Karl Kueppers is credited with developing the first true variable area flow meter. Designed and launched in 1908, the device was patented in Germany that same year. The initial function had to do with measuring water flow.
Felix Meyer was among the first to recognize the significance of Kueppers’ work and implemented the process for offering the meter for sale. In 1909, the firm of Duetsche Rotawerke was created in Aachen Germany. It didn’t take long for the new device to capture attention in Europe, the United Kingdom, and other areas.
In the first decades of the 20th century, Kueppers continued to refine the basic design. Specifically, he enhanced the shape of the float used in the glass tubing so that the results of the water flow testing were more accurate.
During this period, the Kueppers product became known as a rotamesser, which can be roughly translated as a rotation measurer.
Here Comes the Rotameter
Prior to the Second World War, a version of the VA flow meter appeared in the United Kingdom. Still designed for measuring liquids, the newly dubbed Rotameter and registered by the UK firm of GEC Elliot.
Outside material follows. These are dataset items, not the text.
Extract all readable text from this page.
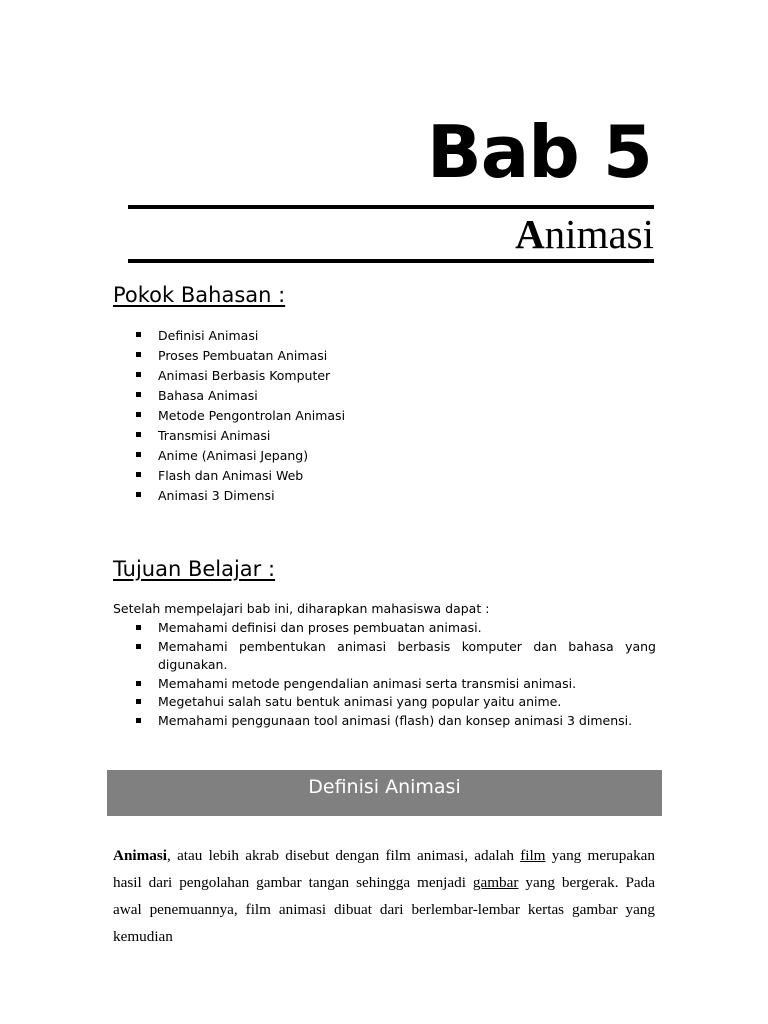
Bab 5
Animasi
Pokok Bahasan :
Definisi Animasi
Proses Pembuatan Animasi
Animasi Berbasis Komputer
Bahasa Animasi
Metode Pengontrolan Animasi
Transmisi Animasi
Anime (Animasi Jepang)
Flash dan Animasi Web
Animasi 3 Dimensi
Tujuan Belajar :

Setelah mempelajari bab ini, diharapkan mahasiswa dapat :

Memahami definisi dan proses pembuatan animasi.
Memahami pembentukan animasi berbasis komputer dan bahasa yang digunakan.
Memahami metode pengendalian animasi serta transmisi animasi.
Megetahui salah satu bentuk animasi yang popular yaitu anime.
Memahami penggunaan tool animasi (flash) dan konsep animasi 3 dimensi.
Definisi Animasi

Animasi, atau lebih akrab disebut dengan film animasi, adalah film yang merupakan hasil dari pengolahan gambar tangan sehingga menjadi gambar yang bergerak. Pada awal penemuannya, film animasi dibuat dari berlembar-lembar kertas gambar yang kemudian
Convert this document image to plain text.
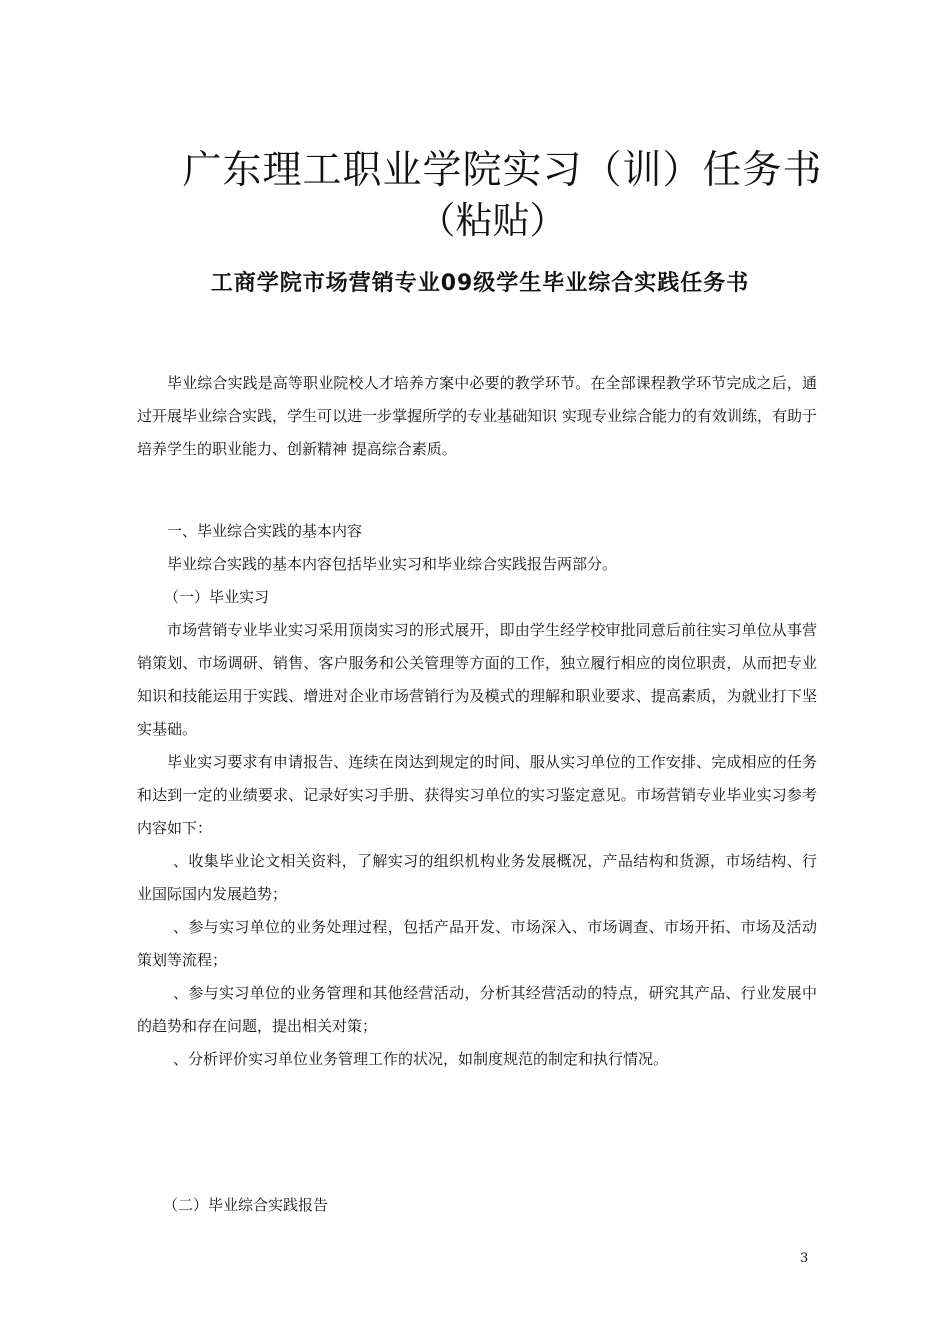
广东理工职业学院实习（训）任务书
（粘贴）
工商学院市场营销专业09级学生毕业综合实践任务书

毕业综合实践是高等职业院校人才培养方案中必要的教学环节。在全部课程教学环节完成之后，通过开展毕业综合实践，学生可以进一步掌握所学的专业基础知识 实现专业综合能力的有效训练，有助于培养学生的职业能力、创新精神 提高综合素质。

一、毕业综合实践的基本内容

毕业综合实践的基本内容包括毕业实习和毕业综合实践报告两部分。

（一）毕业实习

市场营销专业毕业实习采用顶岗实习的形式展开，即由学生经学校审批同意后前往实习单位从事营销策划、市场调研、销售、客户服务和公关管理等方面的工作，独立履行相应的岗位职责，从而把专业知识和技能运用于实践、增进对企业市场营销行为及模式的理解和职业要求、提高素质，为就业打下坚实基础。

毕业实习要求有申请报告、连续在岗达到规定的时间、服从实习单位的工作安排、完成相应的任务和达到一定的业绩要求、记录好实习手册、获得实习单位的实习鉴定意见。市场营销专业毕业实习参考内容如下：

、收集毕业论文相关资料，了解实习的组织机构业务发展概况，产品结构和货源，市场结构、行业国际国内发展趋势；

、参与实习单位的业务处理过程，包括产品开发、市场深入、市场调查、市场开拓、市场及活动策划等流程；

、参与实习单位的业务管理和其他经营活动，分析其经营活动的特点，研究其产品、行业发展中的趋势和存在问题，提出相关对策；

、分析评价实习单位业务管理工作的状况，如制度规范的制定和执行情况。

（二）毕业综合实践报告
3
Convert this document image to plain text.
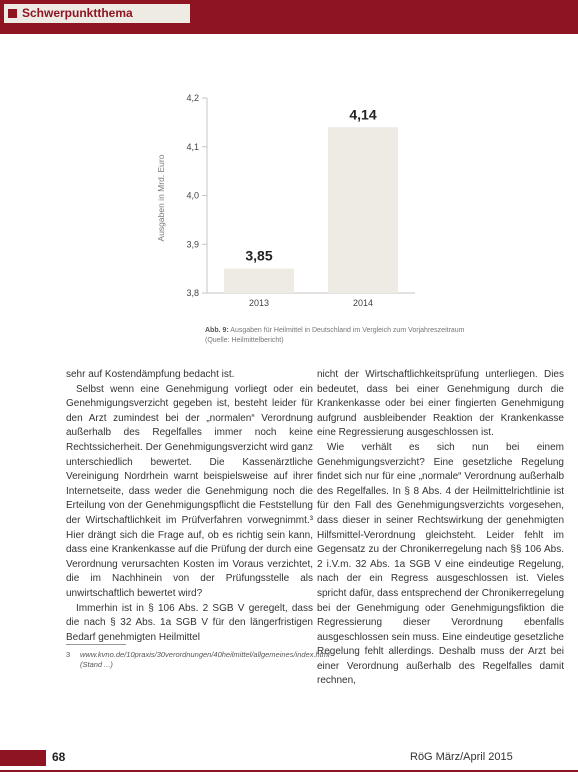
Schwerpunktthema
Ausgaben in Mrd. Euro
3,8
3,9
4,0
4,1
4,2
3,85
4,14
2013	2014
Abb. 9: Ausgaben für Heilmittel in Deutschland im Vergleich zum Vorjahreszeitraum
(Quelle: Heilmittelbericht)

sehr auf Kostendämpfung bedacht ist.

Selbst wenn eine Genehmigung vorliegt oder ein Genehmigungsverzicht gegeben ist, besteht leider für den Arzt zumindest bei der „normalen“ Verordnung außerhalb des Regelfalles immer noch keine Rechtssicherheit. Der Genehmigungsverzicht wird ganz unterschiedlich bewertet. Die Kassenärztliche Vereinigung Nordrhein warnt beispielsweise auf ihrer Internetseite, dass weder die Genehmigung noch die Erteilung von der Genehmigungspflicht die Feststellung der Wirtschaftlichkeit im Prüfverfahren vorwegnimmt.³ Hier drängt sich die Frage auf, ob es richtig sein kann, dass eine Krankenkasse auf die Prüfung der durch eine Verordnung verursachten Kosten im Voraus verzichtet, die im Nachhinein von der Prüfungsstelle als unwirtschaftlich bewertet wird?

Immerhin ist in § 106 Abs. 2 SGB V geregelt, dass die nach § 32 Abs. 1a SGB V für den längerfristigen Bedarf genehmigten Heilmittel

nicht der Wirtschaftlichkeitsprüfung unterliegen. Dies bedeutet, dass bei einer Genehmigung durch die Krankenkasse oder bei einer fingierten Genehmigung aufgrund ausbleibender Reaktion der Krankenkasse eine Regressierung ausgeschlossen ist.

Wie verhält es sich nun bei einem Genehmigungsverzicht? Eine gesetzliche Regelung findet sich nur für eine „normale“ Verordnung außerhalb des Regelfalles. In § 8 Abs. 4 der Heilmittelrichtlinie ist für den Fall des Genehmigungsverzichts vorgesehen, dass dieser in seiner Rechtswirkung der genehmigten Hilfsmittel-Verordnung gleichsteht. Leider fehlt im Gegensatz zu der Chronikerregelung nach §§ 106 Abs. 2 i.V.m. 32 Abs. 1a SGB V eine eindeutige Regelung, nach der ein Regress ausgeschlossen ist. Vieles spricht dafür, dass entsprechend der Chronikerregelung bei der Genehmigung oder Genehmigungsfiktion die Regressierung dieser Verordnung ebenfalls ausgeschlossen sein muss. Eine eindeutige gesetzliche Regelung fehlt allerdings. Deshalb muss der Arzt bei einer Verordnung außerhalb des Regelfalles damit rechnen,

3 www.kvno.de/10praxis/30verordnungen/40heilmittel/allgemeines/index.html (Stand ...)
68	RöG März/April 2015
For years, the meter was manufactured by a division known as Rotameter Inc and based in the Croydon area.
During the 1970’s the manufacturing operation was moved to Crawley, where it is still in operation. Over the years, ownership of the operation has changed as acquisitions and buyouts have taken place. As of 2016, the patent and the registration for the rotameter are held by the Yokogawa Electric Corporation.
Variable Area Flow Meters for Natural Gas Measurement
While originally designed for liquid measuring, further developments too place from the middle of the 20th century and continue today. Some models make use of heavy-duty plastic tubing rather than the traditional glass. The shape and materials used after 1950 for the floats have also changed. Designs that make it easier to measure the flow of gas or steam through a system serve the same basic purpose as the originals, making it easier to determine if the flow is efficient, or if some factor is impeding the progress of the gas.
While the meters are still relatively simplistic in design, contemporary meters sometimes include equipment that makes it possible to monitor and download results to a computer program. This helps to limit the potential for human error in reading the test results.
This more modern approach also aids in the collating of data over a specified period of time. For example, if there is the need to compare test results over the last six months and assess what differences have occurred after structural changes or other adjustments are made, accessing the history is quick and efficient.
While variable area flow meters may be inexpensive to produce, they have saved a great deal of time and money in a number of settings. Today, the meters are no longer used exclusively in manufacturing settings. The meters are also used in managing municipal water systems, laboratories, and mining operations. There is no doubt that additional uses for the meter will come about as the technology continues to develop.